Es muy usual encontrar que frente a la pregunta sobre la fe, muchas personas afirman
que “es creer en lo que no se ve”. Si bien es una respuesta de la que en ocasiones
partimos para buscar un sentido más profundo y amplio, e incluso a la cual
minusvaloramos a veces; es de reconocer que contiene un valor inmenso en esos pocos
trazos, cosa que se tratará de exponer más adelante. Junto a ello es común olvidar que
no se puede pretender descubrir el verdadero significado o la profundidad total del
contenido de la fe, mediante el método que se quisiese usar. Entiéndase que no se
pretende afirmar que sea una tarea inútil el hecho de profundizar en su sentido [de la fe],
más lo que se quiere contrariar aquí es la actitud de muchos que creen tener en sus
manos las respuestas finales, las verdades totales, los caminos concretos, la solución
total a los interrogantes que se encuentran en lo profundo de muchos o de todos los
hombres. Con ello es preciso afirmar que la siguiente es una reflexión que no pretende
poner el último retablo al barco, sino propiciar un punto de vista en pro de esa
construcción que a tantos hombres y mujeres atañe. Asimismo se optará por presentar
una manera de comprender la fe, insistiendo en que no es la única ni la más correcta, sino
una que busca que muchos hombres redescubran el sentido de la vida, a la luz de la fe.

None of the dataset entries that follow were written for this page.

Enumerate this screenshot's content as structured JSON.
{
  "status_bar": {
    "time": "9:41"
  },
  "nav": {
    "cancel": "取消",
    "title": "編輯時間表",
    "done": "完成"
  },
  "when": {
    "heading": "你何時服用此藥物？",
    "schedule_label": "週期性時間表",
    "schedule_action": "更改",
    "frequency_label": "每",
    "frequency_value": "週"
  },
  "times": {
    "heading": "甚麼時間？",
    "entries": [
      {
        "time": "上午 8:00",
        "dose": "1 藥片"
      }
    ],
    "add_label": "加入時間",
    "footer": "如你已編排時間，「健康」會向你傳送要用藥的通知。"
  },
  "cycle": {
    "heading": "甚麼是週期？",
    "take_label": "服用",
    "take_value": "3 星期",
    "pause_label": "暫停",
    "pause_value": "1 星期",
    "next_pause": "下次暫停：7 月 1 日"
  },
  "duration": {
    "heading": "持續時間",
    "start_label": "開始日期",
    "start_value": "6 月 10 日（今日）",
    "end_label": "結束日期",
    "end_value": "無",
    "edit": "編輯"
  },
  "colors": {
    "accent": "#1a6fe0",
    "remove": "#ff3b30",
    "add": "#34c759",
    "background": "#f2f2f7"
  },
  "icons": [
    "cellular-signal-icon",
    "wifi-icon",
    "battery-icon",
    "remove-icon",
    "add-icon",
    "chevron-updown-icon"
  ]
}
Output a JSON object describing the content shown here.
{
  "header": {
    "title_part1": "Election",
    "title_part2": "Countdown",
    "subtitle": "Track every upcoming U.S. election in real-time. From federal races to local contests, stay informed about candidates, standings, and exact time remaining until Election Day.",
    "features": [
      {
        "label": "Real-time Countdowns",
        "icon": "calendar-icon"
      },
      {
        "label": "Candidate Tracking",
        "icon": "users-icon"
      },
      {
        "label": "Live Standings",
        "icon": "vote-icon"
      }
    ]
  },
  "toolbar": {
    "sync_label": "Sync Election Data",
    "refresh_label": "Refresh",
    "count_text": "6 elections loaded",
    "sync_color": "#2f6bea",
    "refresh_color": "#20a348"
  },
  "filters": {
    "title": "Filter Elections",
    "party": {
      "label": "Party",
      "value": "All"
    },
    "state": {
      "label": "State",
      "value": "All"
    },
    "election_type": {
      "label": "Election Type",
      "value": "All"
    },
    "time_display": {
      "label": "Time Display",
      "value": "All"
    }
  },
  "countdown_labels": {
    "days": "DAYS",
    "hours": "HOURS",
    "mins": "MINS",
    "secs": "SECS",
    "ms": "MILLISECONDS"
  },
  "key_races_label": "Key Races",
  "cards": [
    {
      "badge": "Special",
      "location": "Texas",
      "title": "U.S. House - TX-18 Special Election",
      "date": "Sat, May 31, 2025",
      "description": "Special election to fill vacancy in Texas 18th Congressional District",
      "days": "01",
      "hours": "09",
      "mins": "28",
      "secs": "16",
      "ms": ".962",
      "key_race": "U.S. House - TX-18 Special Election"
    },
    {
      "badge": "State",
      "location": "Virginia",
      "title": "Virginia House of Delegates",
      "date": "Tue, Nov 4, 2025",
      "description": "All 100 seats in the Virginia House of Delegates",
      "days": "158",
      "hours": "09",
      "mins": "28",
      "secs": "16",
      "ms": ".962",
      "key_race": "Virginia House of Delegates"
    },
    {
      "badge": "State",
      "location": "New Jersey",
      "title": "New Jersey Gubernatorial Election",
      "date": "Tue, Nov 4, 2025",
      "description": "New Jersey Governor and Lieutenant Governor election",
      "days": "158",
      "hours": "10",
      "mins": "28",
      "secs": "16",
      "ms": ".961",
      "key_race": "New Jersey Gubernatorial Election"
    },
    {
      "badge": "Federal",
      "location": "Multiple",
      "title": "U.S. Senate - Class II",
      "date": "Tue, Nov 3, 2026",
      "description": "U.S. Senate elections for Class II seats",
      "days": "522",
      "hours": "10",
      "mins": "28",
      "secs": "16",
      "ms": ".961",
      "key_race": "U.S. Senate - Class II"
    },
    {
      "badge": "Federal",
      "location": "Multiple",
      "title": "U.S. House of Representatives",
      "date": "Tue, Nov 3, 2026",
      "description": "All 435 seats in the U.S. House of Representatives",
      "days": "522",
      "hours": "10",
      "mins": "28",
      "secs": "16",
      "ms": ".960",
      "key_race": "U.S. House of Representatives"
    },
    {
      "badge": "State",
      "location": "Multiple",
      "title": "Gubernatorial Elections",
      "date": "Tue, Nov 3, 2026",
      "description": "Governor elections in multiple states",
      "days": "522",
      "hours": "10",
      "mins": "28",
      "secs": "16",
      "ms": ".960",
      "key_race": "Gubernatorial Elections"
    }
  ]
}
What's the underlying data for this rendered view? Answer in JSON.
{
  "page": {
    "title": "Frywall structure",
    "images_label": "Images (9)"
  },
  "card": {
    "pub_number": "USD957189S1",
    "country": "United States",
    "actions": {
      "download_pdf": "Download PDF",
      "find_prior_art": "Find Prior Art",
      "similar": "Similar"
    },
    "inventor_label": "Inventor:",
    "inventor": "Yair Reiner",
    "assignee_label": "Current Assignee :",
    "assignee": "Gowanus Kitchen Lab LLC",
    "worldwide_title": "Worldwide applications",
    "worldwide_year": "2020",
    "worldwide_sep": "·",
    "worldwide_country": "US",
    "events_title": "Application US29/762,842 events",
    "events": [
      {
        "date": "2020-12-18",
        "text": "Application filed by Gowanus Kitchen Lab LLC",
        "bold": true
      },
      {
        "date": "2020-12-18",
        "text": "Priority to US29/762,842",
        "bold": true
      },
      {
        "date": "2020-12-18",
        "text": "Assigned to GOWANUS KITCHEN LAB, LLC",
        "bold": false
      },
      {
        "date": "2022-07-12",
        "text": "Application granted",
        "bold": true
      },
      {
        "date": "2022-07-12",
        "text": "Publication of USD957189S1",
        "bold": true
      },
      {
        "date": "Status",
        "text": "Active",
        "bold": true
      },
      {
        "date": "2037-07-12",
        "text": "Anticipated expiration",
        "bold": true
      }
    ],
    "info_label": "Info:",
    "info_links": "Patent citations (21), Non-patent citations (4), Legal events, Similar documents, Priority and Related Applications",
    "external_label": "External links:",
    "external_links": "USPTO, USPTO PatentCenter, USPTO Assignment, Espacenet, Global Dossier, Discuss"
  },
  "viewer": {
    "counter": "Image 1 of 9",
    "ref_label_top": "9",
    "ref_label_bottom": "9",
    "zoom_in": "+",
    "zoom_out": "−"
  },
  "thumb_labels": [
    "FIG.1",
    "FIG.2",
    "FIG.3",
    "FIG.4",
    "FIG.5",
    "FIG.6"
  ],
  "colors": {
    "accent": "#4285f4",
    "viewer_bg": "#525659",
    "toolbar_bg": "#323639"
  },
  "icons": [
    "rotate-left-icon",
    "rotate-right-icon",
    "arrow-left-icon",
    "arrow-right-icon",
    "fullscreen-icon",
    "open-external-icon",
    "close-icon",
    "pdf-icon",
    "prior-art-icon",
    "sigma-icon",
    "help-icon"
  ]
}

Como punto de partida se presenta la reinterpretación a la frase de “creer en lo que no se
ve”. Para ello se realizará un itinerario en el que se le va dando más grandeza a esta
afirmación. En un primer momento, podemos comprenderla, como la capacidad que el ser
humano tiene para creerle en casos concretos y muy humanos, a la mamá, a los
hermanos o a los amigos. Sobre algo que ellos cuentan de su vida o suceso que han
vivido, pero al no ser testigos directos [nosotros], se reciben rezagos de sus vivencias.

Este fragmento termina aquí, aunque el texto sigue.